La Corte costituzionale si è espressa sull'ammissibilità del conflitto di attribuzioni tra poteri dello Stato, sollevato dal Pd in relazione alle modalità di approvazione della legge di Bilancio per il 2019.

Nel comunicare la propria decisione, la Consulta ha riconosciuto la legittimità dei singoli parlamentari nel sollevare un conflitto di attribuzioni davanti alla Corte costituzionale in caso di violazioni gravi e manifeste delle prerogative che la Costituzione attribuisce loro.

Però la Corte costituzionale ha giudicato il ricorso inammissibile.

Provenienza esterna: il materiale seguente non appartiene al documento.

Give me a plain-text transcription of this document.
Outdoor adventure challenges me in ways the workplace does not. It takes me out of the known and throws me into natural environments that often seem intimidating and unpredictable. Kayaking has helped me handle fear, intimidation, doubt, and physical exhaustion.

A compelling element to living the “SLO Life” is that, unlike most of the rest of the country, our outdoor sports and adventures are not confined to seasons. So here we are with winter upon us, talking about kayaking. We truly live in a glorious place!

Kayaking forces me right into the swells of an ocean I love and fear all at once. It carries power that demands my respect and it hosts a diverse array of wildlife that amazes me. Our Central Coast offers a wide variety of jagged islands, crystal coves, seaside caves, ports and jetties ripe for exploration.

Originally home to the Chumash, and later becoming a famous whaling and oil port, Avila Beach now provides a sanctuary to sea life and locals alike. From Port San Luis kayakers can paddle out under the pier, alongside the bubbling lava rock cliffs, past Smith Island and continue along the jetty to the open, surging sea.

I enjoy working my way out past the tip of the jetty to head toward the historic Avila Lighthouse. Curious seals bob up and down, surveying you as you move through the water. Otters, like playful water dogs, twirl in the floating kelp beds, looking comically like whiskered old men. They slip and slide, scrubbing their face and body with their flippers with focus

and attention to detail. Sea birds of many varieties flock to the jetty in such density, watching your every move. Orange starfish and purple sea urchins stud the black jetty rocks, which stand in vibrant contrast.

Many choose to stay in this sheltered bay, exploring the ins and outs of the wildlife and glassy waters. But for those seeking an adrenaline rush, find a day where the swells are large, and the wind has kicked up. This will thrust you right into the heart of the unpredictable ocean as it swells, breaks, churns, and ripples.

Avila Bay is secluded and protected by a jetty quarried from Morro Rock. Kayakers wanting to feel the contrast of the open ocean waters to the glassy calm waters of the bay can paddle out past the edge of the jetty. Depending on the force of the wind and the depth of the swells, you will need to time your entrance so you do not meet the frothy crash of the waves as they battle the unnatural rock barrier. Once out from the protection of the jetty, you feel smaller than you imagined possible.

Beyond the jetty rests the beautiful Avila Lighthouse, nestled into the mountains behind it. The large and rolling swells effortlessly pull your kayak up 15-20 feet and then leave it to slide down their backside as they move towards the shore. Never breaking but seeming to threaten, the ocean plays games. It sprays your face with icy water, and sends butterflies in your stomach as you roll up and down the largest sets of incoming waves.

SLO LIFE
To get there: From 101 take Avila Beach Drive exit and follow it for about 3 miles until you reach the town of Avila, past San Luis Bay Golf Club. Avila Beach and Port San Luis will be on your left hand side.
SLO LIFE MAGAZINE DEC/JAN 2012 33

Il motivo? A causa della "contrazione dei lavori per l'approvazione del bilancio 2019" che hanno portato il Governo a presentare il ddl al Parlamento a pochi giorni dall'esercizio provvisorio.

Secondo la Consulta, la "contrazione dei lavori è stata determinata da un insieme di fattori derivanti sia da specifiche esigenze di contesto, sia da consolidate prassi parlamentari ultradecennali, sia da nuove regole procedimentali."

Quali siano le specifiche esigenze di contesto è facile supporlo, ed è altrettanto facile riassumerlo nella disputa che Di Maio e Salvini hanno creato con la Commissione Ue, salvo poi rendersi conto, all'ultimo momento, che era meglio ritornare sui propri passi con la coda tra le gambe ed accettare quello che già a settembre il loro ministro Tria aveva concordato con Bruxelles.

Sorvolando sulle ultradecennali prassi parlamentari che, presumibilmente, si dovrebbero riferire ai regolamenti delle modalità di presentazione, discussione e approvazione di una legge, resterebbe da chiarire la questione delle "nuove regole procedimentali".

In ogni caso, qualunque siano, non sarebbero certo calate sul lavoro del Governo come una penalità improvvisa e inaspettata degna del Monopoli o di un qualunque altro gioco. Considerate per acquisite le prassi parlamentari che vanno avanti da decenni, non è chiaro perché delle nuove regole dovrebbero autorizzare il Governo a privare il Parlamento di una sua prerogativa costituzionale.

Implicitamente, la Consulta finisce così per giudicare l'attuale Governo come una manica di incompetenti, incapaci e improvvisati che, non avendo dimestichezza con una novità e dovendo prenderne pratica, alla fine hanno combinato un pasticcio.

"Tutti questi fattori - scrive la Consulta - hanno concorso a un'anomala accelerazione dei lavori del Senato, anche per rispettare le scadenze di fine anno imposte dalla Costituzione e dalle relative norme di attuazione, oltre che dai vincoli europei.

In queste circostanze, la Corte non riscontra nelle violazioni denunciate quel livello di manifesta gravità che, solo, potrebbe giustificare il suo intervento."

Quindi, secondo quanto scrive la Consulta, quanto fatto dal Governo è anticostituzionale, anche se stavolta non viene giudicato tale a causa dei motivi sopra elencati.

E che la modalità di approvazione della "manovra del popolo" sia stata anticostituzionale, lo ribadisce la stessa Corte che conclude il proprio comunicato dichiarando che "resta fermo che per le leggi future simili modalità decisionali dovranno essere abbandonate, altrimenti potranno non superare il vaglio di costituzionalità ."

Oggi, la Corte costituzionale ha fatto sapere che la mancata applicazione di una norma della Costituzione può considerarsi ammissibile in presenza di cause esterne, fra queste anche l'incapacità di chi non sa valutare le conseguenze delle proprie decisioni.

Un precedente non irrilevante di cui, dopo questa decisione, la Consulta dovrà d'ora in poi tener conto, in relazione a qualsiasi altro tipo di situazione.


Naturalmente, il Movimento 5 Stelle si è ben guardato dallo spiegare ai suoi elettori la motivazione fornita della Corte Costituzionale per giudicare il ricorso del Pd inammissibile, liquidando la vicenda, naturalmente in toni trionfalistici, in questo modo: "La Consulta ha bocciato il ricorso del PD contro la Manovra. Non c'è stata alcuna violazione. Come al solito tanto fango, tante bugie, tanta fuffa mediatica. Ormai siamo abituati."